"We Are What We Are": Christian cannibals haunt the backwoods

In an ingenious American remake, a gruesome horror film becomes an indie mood piece on the dangers of religion

By Andrew O'Hehir

Executive Editor

Published September 25, 2013 11:02PM (EDT)

Rural America is, or once was, practically infested with weird dead-end religions, mostly half-forgotten offshoots of evangelical Protestantism with roots in the Second Great Awakening of the 19th century. Most have now evaporated, either into obsolescence or the suburban megachurches. The Shakers are gone now (banning sexual intercourse, in retrospect, was a mistake), the Amish are too hip to be bearable, the Mormons have abandoned the apocalyptic jam-canning and moved into the executive suite, and the snake-handling Pentecostal congregations of Appalachia are down to a few hundred people, at best. Everybody else abandoned theology for pure spectacle and nutso politics.

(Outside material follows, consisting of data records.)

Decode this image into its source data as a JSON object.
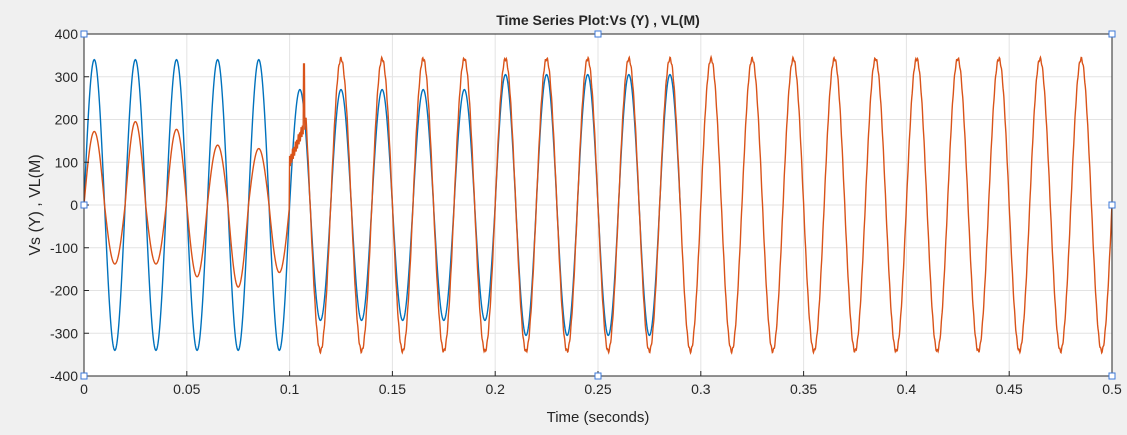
{
  "chart_data": {
    "type": "line",
    "title": "Time Series Plot:Vs (Y) , VL(M)",
    "xlabel": "Time (seconds)",
    "ylabel": "Vs (Y) , VL(M)",
    "xlim": [
      0,
      0.5
    ],
    "ylim": [
      -400,
      400
    ],
    "x_ticks": [
      "0",
      "0.05",
      "0.1",
      "0.15",
      "0.2",
      "0.25",
      "0.3",
      "0.35",
      "0.4",
      "0.45",
      "0.5"
    ],
    "y_ticks": [
      "400",
      "300",
      "200",
      "100",
      "0",
      "-100",
      "-200",
      "-300",
      "-400"
    ],
    "grid": true,
    "frequency_hz": 50,
    "series": [
      {
        "color": "#0072bd",
        "segments": [
          {
            "t_start": 0,
            "t_end": 0.1,
            "amplitude": 340
          },
          {
            "t_start": 0.1,
            "t_end": 0.2,
            "amplitude": 270
          },
          {
            "t_start": 0.2,
            "t_end": 0.29,
            "amplitude": 305
          }
        ]
      },
      {
        "color": "#d95319",
        "peaks": [
          {
            "t": 0.005,
            "v": 172
          },
          {
            "t": 0.015,
            "v": -138
          },
          {
            "t": 0.025,
            "v": 195
          },
          {
            "t": 0.035,
            "v": -138
          },
          {
            "t": 0.045,
            "v": 177
          },
          {
            "t": 0.055,
            "v": -168
          },
          {
            "t": 0.065,
            "v": 140
          },
          {
            "t": 0.075,
            "v": -192
          },
          {
            "t": 0.085,
            "v": 132
          },
          {
            "t": 0.095,
            "v": -158
          }
        ],
        "transient": {
          "t_start": 0.1,
          "t_end": 0.108,
          "spike_t": 0.107,
          "spike_v": 330
        },
        "steady_amplitude": 342
      }
    ]
  }
}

In repurposing the Mexican horror film “We Are What We Are” (“Somos lo que hay” in the 2010 original) for an American remake, writer-director Jim Mickle channels this half-appealing, half-evil vernacular tradition, positioning the cannibal cult family in his story as Bible-believing Christians after their own particular fashion. So in the course of a potent Gothic about a backwoods family who kidnap and eat people, Mickle – who also made the excellent zombie-vampire epic “Stake Land” – actually manages to make you feel nostalgic for a nation not yet conquered by reality TV, where every village harbored its own eccentric path to salvation. It’s a neat trick, to say the least, and one could say the same about this strange but alluring film, which begins as an arty and lugubrious Americana mood piece and concludes in an orgy of gruesome carnage. Horror fans may well find the setup too slow and boring, while indie-film buffs will need intense medication afterward.

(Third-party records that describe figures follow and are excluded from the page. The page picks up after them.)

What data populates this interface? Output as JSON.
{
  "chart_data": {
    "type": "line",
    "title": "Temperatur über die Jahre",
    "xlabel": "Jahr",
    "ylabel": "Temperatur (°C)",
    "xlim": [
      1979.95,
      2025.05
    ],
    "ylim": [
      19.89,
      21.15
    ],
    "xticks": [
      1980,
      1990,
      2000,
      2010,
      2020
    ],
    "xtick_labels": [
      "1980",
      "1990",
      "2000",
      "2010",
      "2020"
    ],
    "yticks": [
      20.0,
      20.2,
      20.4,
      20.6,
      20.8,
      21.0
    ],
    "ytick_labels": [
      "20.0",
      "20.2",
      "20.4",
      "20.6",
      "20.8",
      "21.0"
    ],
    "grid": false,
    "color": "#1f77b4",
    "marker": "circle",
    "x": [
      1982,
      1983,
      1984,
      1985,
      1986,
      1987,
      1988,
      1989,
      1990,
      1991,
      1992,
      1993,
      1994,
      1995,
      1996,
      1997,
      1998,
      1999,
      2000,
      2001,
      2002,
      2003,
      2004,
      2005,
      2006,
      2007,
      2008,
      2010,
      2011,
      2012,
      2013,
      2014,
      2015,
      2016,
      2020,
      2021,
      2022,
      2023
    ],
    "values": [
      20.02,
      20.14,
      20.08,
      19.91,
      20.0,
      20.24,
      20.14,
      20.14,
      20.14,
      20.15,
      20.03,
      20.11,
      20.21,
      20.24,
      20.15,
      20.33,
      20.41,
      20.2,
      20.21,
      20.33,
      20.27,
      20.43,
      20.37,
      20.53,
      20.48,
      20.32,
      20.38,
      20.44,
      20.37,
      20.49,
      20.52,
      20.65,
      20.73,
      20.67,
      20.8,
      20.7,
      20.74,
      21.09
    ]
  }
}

Frank Parker, played by the charismatic character actor Bill Sage (whom you may have seen on “Boardwalk Empire” and “Nurse Jackie”), is a forbidding but not unloving backwoods dad in central New York state. Picking that flood-battered region was a stroke of genius, by the way – the western Catskills remains one of the emptiest and most isolated areas of the Northeast, and all sorts of weird stuff happens there – but I’m almost 100 percent sure the movie was shot elsewhere. Frank’s family still clings to the customs that emerged (as we eventually learn) during an especially bad 18th-century winter not long after the area’s first white settlement, but he’s smart enough to understand that the modern world is impinging, and things won’t remain the same forever.

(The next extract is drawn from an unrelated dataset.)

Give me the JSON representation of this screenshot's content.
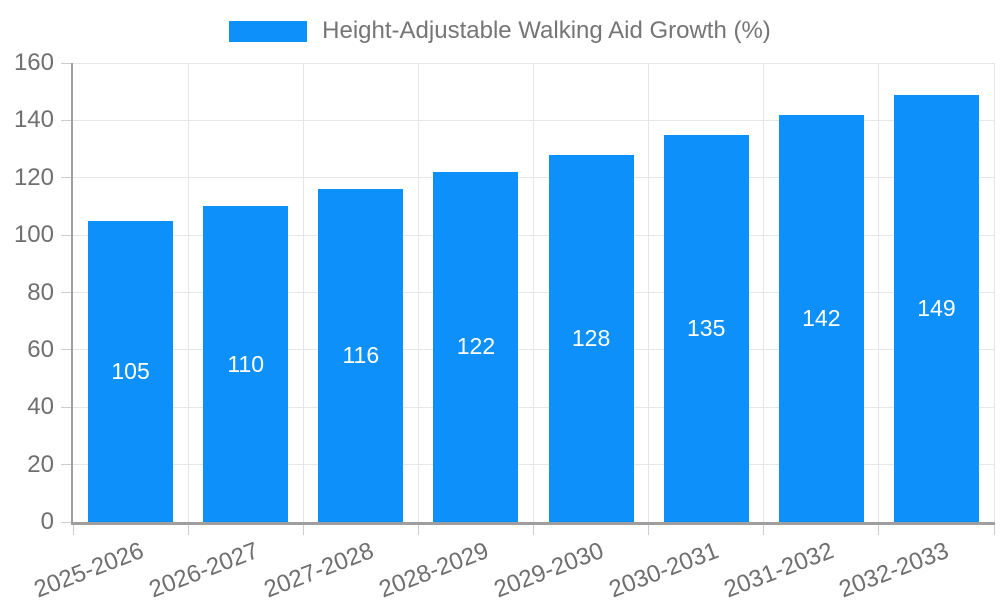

Frank’s wife, Emma (Kassie DePalva), has died suddenly on a shopping trip into town (where she purchased large quantities of rope), leaving Frank alone with his teenage daughters, Iris (Ambyr Childers) and Rose (Julia Garner). Much of the mystery and tension of “We Are What We Are” hovers over these two girls, torn between a yearning for ordinary teenage experience and loyalty to Dad. Even though we already get what the family’s secret deal is, this part of the movie is delicate character drama, with almost no reference to the horror vernacular. This isn’t officially an earnest story about incest or child abuse, but it works in almost the same way: Childers and Garner give extraordinary performances as lovely young women trapped by a family secret they cannot quite escape.

Meanwhile the town’s avuncular family physician (Michael Parks) has become intrigued by the question of how and why Emma died so unexpectedly, and whether she suffered from a brain disorder most commonly found among certain native peoples of the New Guinea rain forest. He sends a handsome young deputy (Wyatt Russell), who has his own reasons for visiting Iris, out to look around the Parker place, where a suspicious number of unexplained bones and teeth keep turning up in the creek. And all this has to happen, of course, during the Parker family’s most important annual ritual, when they abstain from food for several days in preparation for something called Lamb’s Day. Which does not involve a lamb.

“We Are What We Are” is mostly not terrifying, offers almost nothing in the way of traditional horror-movie shocks and jolts, and does not get bloody until the last 20 minutes or so. (At which point, whoo-boy.) It’s a sinister, wistful and even sad portrait of one family that has followed the insanity and bloodthirstiness of American history into a dark corridor with no exit. There’s a hint of Terrence Malick (or David Lowery, of “Ain’t Them Bodies Saints”) in the often-gorgeous photography of Ryan Samul, and a hint of Shakespearean grandeur in Sage’s portrayal of a dignified and honorable American father infused with an ideology of madness. I’m pretty sure I’ve never seen an exploitation film played so effectively as human tragedy.

“We Are What We Are” opens this week at the Sunshine Cinema in New York and the Nuart Theatre in Los Angeles, with wider release to follow.


By Andrew O'Hehir

Andrew O'Hehir is executive editor of Salon.